Greensboro Roller Derby is a women's flat-track roller derby league established in 2010 and based in Greensboro, North Carolina. The league consists of three home teams: the Battleground Betties, the Elm Street Nightmares, and the Mad Dollies. Each home team is named after a prominent street in Greensboro. Additionally, the league maintains two travel team, the Gate City All-Stars, which is the WFTDA charter team and competes against other WFTDA teams from around the world in sanctioned game play, and the B team, Counterstrike. Greensboro Roller Derby is a member of the Women's Flat Track Derby Association (WFTDA).

==History and organization==
Greensboro Roller Derby was established early in 2010 by Aubrey "MollyFlogger" Lockard, The initial organizational meeting was held February 21, 2010 in Chumley's Bar in Greensboro, North Carolina, and was attended by over 70 women interested in participating in the league. Greensboro Roller Derby's first public bout was held in October, 2010, an exhibition bout between two ad hoc teams, the Brains and the Fangs. Two months later, the league held its second bout, titled "Winter Thunderland", with two other ad hoc teams, the Sugar Plum Scaries and the Nutcrackers.

In January 2011, the league formed its travel team and three home teams. In March, the travel team participated in its first interleague bout, defeating U.R.G.E. from South Carolina, 135 to 134. In April 2011, the league held its first intraleague bout, with the Battleground Betties defeating the Elm Street Nightmares, 166 to 107. In May of that year, the Gate City Rollergirls competed in their first out-of-town bout, losing to the Greenville Derby Dames in Greenville, South Carolina, 237 to 86. In October 2011, one year after the debut bout between the Brains and the Fangs, the league held its first double header bout.

In July 2012, Greensboro was accepted as a member of the Women's Flat Track Derby Association Apprentice Program, and it became a full member of the WFTDA in June 2013.

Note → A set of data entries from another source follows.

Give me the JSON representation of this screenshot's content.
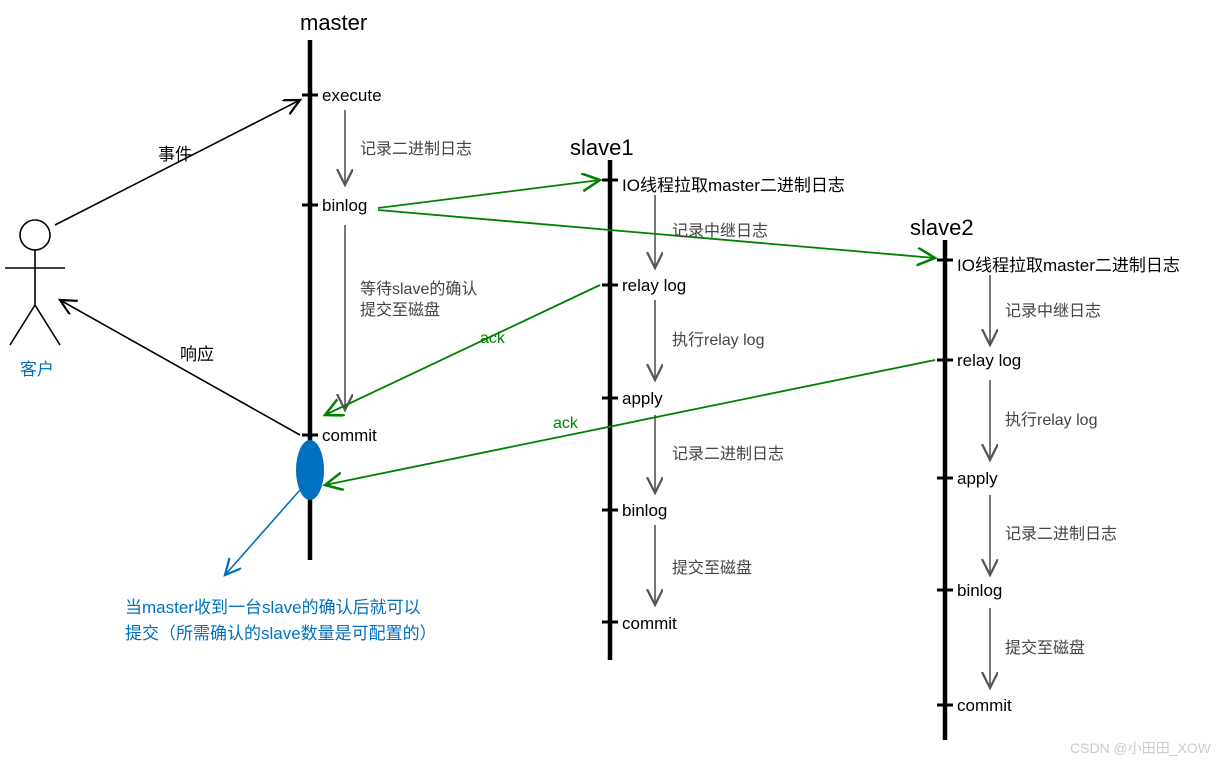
{
  "actor": {
    "label": "客户"
  },
  "master": {
    "title": "master",
    "steps": {
      "execute": "execute",
      "binlog": "binlog",
      "commit": "commit"
    },
    "arrows": {
      "rec_bin": "记录二进制日志",
      "wait1": "等待slave的确认",
      "wait2": "提交至磁盘"
    }
  },
  "slave1": {
    "title": "slave1",
    "steps": {
      "io": "IO线程拉取master二进制日志",
      "relay": "relay log",
      "apply": "apply",
      "binlog": "binlog",
      "commit": "commit"
    },
    "arrows": {
      "rec_relay": "记录中继日志",
      "exec_relay": "执行relay log",
      "rec_bin": "记录二进制日志",
      "to_disk": "提交至磁盘"
    }
  },
  "slave2": {
    "title": "slave2",
    "steps": {
      "io": "IO线程拉取master二进制日志",
      "relay": "relay log",
      "apply": "apply",
      "binlog": "binlog",
      "commit": "commit"
    },
    "arrows": {
      "rec_relay": "记录中继日志",
      "exec_relay": "执行relay log",
      "rec_bin": "记录二进制日志",
      "to_disk": "提交至磁盘"
    }
  },
  "between": {
    "event": "事件",
    "response": "响应",
    "ack": "ack"
  },
  "note": {
    "l1": "当master收到一台slave的确认后就可以",
    "l2": "提交（所需确认的slave数量是可配置的）"
  },
  "watermark": "CSDN @小田田_XOW"
}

Greensboro Roller Derby is not a for-profit organization. The proceeds from each event that go beyond league expenses are donated to a charity selected for that event. The league became a 501(c)(3) organization in 2017.

==WFTDA rankings==

| Season | Final ranking | Playoffs | Championship |
|---|---|---|---|
| 2013 | 152 WFTDA | DNQ | DNQ |
| 2014 | 114 WFTDA | DNQ | DNQ |
| 2015 | 108 WFTDA | DNQ | DNQ |
| 2016 | 224 WFTDA | DNQ | DNQ |
| 2017 | 196 WFTDA | DNQ | DNQ |
| 2018 | 147 WFTDA | DNQ | DNQ |

==International==
League member Victoria “Butternut Squasher” Meeks was named to Team Philippines, and will compete at the 2018 Roller Derby World Cup in Manchester, England.